4. relaxing the underlying stress (relax)

"If unskillful thoughts continue to arise, one should relax the underlying physical foundation of the thoughts, like one who is stressed out and walking quickly relaxes by walking slower, or simply standing, or sitting, or lying down."

locate the underlying parts of the body that contract or register tension during obsessive thinking, focus and relax these areas
locate the breath and find a kind of breathing that's relaxing
—tension headaches caused by

panic attacks and breathing
during panic attacks people fall into rapid (fast) and shallow (throat, not chest, not filling the lungs) breathing.
this type of breathing causes dizziness, a lack of awareness on anything else
deep diaphragmatic breathing is the opposite of rapid, shallow breathing—focus on slow, even, full breaths.
—put hand on stomach or chest and make sure each breath can be felt by the hand
—count to 10 with each exhale

5. physically constrain (remove)
"If unskillful thoughts continue to arise, with teeth clenched and tongue pressed against the roof of the mouth, one should beat down and destroy the unskillful parts of the mind with the skillful parts"

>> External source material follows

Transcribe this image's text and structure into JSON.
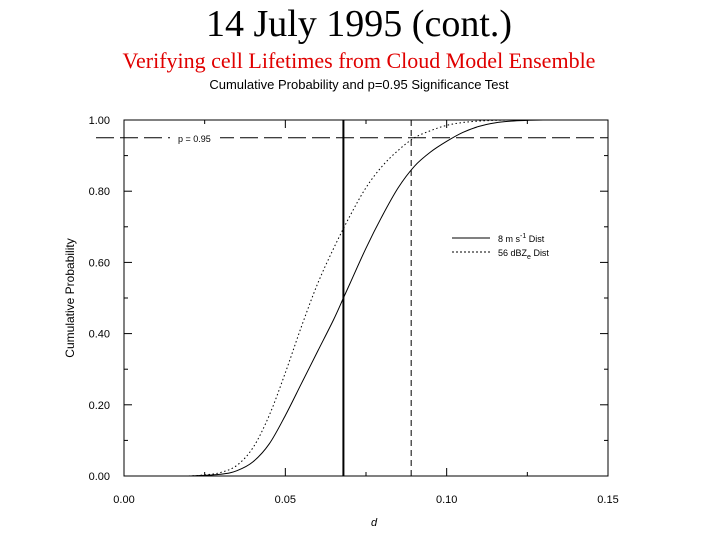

—if the other method is relaxing the body, this in essence is substituting awareness of the thought by clenching the body, by creating pressure or tension in an area that will redirect our attention away from the obsessive thoughts.
—to be used as a last resort, after the first four methods have failed. Generally this method is used to avert one's impulse to cause harm.


  1. Thank You,no other words need to be said.


  2. Great advice
    Love the buddhist quote at the end ;)

  3. Thanks, it's a quite usefull and helpful article!

  4. Very useful explanation of this method. Would be helfpul to know a specific daily practice for increasing the skill of using these methods so that they have more power when the severe cravings arise.